I've just discovered I have a gooseberry bush in my garden - it's not exactly in rude health, having spent at least 3, and more likely 6 years inside a holly. I expect to see it decimated now it can see the light of day...
Slugs have not been a problem for me so far. Even the hostas are normally unaffected.
It is sad to note that the attitude is fairly common. "I don't like that insect/rodent/animal/whatever, so instead of leaving it be, I'll kill it."
I am also saddened when people invite mice and rats into their dwellings with "littering" lifestyles and then inflict suffering and death on the poor creatures when they take up the invitation.
No, that would mean that I'd have to re-read your posts and I can't be bothered. But I don't say things lightly, there will have been evidence for my words.
No, I like men and have quite a few in my life. Mankind, however, is a different matter and in that case Man embraces Woman. I'm certainly not a feminist and I have no political agenda about men.
No-one mentioned red carpets but you did give the impression that you would prefer to be rid of your "unwanted pests". A pest, by definition, is unwanted and something which is a pest is often prone to be exterminated.
There are even local authority departments which exist for this purpose ...
One tried to sting me last year. I was sitting down quietly and if it hadn't been for my uncharacteristicly fast reaction, I would have received quite a nasty sting on my shoulder. As it was, I brushed it away just as it started to sting me
(I put the word in quotes because I just knew you'd challenge my use of it! :-)
I meant that it (and several others) tended to fly around slowly[1] - indeed they almost fell rather than flew out of the attic, and wander around slowly on the floor or windowsill or other surfaces. (I daresay the wasps were doing this entirely purposefully and I'm simply anthropomorphically projecting soporificity onto them :-)
[1] compared to the speed of British Standard (or even the new European standard :-) wasps.
...
I generally agree with you. When the kids have tried to swat wasps I've suggested that if they leave them alone the wasps are likely to leave them alone (and vice versa :-).
Isn't that tending to inverted specieism (sp?) (or misanthropy)? Humans are part of nature too, and our behaviour is as explicible as that of other animals if you delve deep enough into people's motivations and mental and physiological processes. In other words there are always reasons, though whether these are 'good' depends on your point of view and values. There's a school of though that we all act out of good intentions however perversely these manifest themselves in actions. (I don't suppose this view is particularly novel given the age of the adage about the pavement of the road to hell.)

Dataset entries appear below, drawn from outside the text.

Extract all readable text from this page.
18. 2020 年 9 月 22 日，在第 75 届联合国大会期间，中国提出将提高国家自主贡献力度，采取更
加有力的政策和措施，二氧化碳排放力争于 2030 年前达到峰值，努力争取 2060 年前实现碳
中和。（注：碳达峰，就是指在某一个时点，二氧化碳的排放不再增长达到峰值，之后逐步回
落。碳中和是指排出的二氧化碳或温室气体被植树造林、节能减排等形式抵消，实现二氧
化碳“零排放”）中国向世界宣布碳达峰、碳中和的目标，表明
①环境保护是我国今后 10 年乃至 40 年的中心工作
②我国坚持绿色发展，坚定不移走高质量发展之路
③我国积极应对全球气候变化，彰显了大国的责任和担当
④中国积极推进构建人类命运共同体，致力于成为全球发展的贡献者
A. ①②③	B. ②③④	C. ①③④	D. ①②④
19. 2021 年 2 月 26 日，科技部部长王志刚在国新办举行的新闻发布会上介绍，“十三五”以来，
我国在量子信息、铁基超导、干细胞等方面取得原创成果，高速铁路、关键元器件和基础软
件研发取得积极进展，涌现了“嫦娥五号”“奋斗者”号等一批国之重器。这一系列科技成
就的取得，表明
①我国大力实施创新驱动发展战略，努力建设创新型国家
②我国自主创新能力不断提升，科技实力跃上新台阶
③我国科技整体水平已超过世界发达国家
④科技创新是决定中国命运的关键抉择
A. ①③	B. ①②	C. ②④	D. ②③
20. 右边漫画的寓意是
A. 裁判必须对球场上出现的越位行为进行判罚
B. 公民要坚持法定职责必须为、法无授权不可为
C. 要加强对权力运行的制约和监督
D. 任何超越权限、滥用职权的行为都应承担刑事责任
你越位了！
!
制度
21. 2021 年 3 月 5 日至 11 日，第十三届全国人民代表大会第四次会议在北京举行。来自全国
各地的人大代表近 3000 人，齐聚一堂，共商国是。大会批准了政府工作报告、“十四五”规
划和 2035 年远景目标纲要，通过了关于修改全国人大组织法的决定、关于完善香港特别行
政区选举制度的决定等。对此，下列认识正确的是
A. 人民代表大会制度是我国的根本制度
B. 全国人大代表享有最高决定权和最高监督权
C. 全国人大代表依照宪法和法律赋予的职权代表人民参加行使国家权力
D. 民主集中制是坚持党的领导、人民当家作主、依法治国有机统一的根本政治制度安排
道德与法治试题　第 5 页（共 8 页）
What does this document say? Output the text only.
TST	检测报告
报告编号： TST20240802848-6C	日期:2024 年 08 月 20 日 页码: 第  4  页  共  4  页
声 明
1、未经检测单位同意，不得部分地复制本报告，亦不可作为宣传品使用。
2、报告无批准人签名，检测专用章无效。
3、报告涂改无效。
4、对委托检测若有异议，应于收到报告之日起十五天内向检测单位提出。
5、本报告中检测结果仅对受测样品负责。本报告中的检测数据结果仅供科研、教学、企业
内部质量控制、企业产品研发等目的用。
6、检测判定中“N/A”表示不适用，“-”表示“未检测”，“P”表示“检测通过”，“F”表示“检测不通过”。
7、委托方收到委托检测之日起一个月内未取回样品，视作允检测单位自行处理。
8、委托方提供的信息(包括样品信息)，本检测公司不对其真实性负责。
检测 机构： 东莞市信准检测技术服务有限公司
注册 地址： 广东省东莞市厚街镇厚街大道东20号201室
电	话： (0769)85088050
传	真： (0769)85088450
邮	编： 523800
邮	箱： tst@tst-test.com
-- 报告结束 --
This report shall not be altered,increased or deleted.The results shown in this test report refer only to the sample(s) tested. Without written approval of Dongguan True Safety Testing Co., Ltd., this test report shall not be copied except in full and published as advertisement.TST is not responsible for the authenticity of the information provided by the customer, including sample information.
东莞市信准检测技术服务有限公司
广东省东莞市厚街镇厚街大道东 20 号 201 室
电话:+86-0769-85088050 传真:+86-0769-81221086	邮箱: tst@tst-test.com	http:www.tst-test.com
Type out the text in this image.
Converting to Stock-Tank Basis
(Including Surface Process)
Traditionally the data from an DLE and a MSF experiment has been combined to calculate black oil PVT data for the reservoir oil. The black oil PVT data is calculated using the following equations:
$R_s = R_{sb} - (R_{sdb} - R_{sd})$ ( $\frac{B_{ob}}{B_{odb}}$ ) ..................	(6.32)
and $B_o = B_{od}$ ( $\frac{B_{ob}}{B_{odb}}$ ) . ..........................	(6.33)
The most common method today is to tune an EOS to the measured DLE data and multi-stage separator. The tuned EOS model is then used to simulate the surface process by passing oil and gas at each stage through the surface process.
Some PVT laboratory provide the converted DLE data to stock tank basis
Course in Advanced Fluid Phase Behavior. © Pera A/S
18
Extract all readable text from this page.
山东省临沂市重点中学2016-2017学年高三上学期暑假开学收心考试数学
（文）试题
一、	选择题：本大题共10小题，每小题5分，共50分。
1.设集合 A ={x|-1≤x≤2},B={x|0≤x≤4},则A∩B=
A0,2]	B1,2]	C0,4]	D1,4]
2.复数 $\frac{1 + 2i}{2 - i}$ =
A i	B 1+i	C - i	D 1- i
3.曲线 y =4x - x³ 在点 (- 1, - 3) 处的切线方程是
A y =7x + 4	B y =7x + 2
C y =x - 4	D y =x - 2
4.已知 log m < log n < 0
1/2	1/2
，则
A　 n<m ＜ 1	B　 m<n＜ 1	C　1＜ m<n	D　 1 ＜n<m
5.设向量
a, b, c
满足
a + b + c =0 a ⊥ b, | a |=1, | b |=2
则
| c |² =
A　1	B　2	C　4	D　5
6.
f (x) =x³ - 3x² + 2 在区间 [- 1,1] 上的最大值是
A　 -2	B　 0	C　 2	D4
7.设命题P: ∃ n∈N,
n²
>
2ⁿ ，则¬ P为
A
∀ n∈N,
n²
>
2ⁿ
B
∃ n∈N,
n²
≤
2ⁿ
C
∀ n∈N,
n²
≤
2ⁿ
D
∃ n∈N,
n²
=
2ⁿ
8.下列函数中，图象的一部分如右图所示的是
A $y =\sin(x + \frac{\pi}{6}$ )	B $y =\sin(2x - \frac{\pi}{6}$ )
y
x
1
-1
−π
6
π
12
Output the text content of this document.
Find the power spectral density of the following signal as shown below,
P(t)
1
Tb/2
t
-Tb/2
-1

I wonder if you've read "The Continuum Concept"? Small children playing freely but safely around sharp tools and weapons and dangerous wildlife, the overprotected child drowning in the swimming pool at the first unguarded opportunity? (It doesn't sound as if you need to read it actually, but maybe it'll be a help to other parents as I think it was to me.)
It's not the journeys that are particulaly dangerous about roads!
A school of thought is just that - A school of thought. There are others.
I've never even heard of it. When I had children (five in seven years) I was too busy to read child rearing handbooks - and of course in my arrogance I don't suppose I'd have thought I needed them. Why should an author know more about how to bring up my children than I did?
Our children did fall and hurt themselves in other ways but not fatally. They learned by advice and experience what to avoid. One was bitten by a dog which had just whelped, the daughter had no idea of the defensive nature of an animal in that condition but she did after it had been explained that it wasn't a 'naughty' dog. I don't remember any of them ever being stung.
Two damaged themselves very foolishly and one seriously when they were in the early teens, by fire. It was their own fault and they felt very guilty about it, now they are both ambassadors for fire prevention and avoiding such accidents. They couldn't have learned that from any book.
If you don't use the roads to make journeys you don't get involved in accidents.
Yes, mush easier to deal with, just put in a teaspoon of cymag and a dribble of water. You can even use petrol which will gas them too, but it's not as good.
Luckily for me, the wasp was also there chewing and spitting out my shed into the interesting shape, so I bashed it with my lump hammer, and it's back end fell off (the wasp, not the lump hammer).
Nipped that one in the bud - could have walked in there and been chased out by a cloud of the buggers!
I appreciate that, and that mine is a sort of religious (or non-religious) position. Personally I prefer it to the go[o]d versus [d]evil view, but then as an atheist I would, wouldn't I? :-)
These new-fangled hautomobiles haven't reached your part of t'sticks yet, then? ;-)
Round here they seem to take particular delight in swatting any kids who stray into the road whether making journeys or not. Put a bit of damper on their play (when I were a lad ... play in streets ... safe as houses ... etc etc).
Those spoilsports in pinstripes and bowler hats tried to put a damper on this sport by restricting the speed charabancs are supposed to be allowed to travel so that swatting the sprogs doesn't always kill them outright, but a lot of them are getting round this by fitting metal bars to the front of their wagons at optimum kid-swatting height. Apparently it usually does the trick.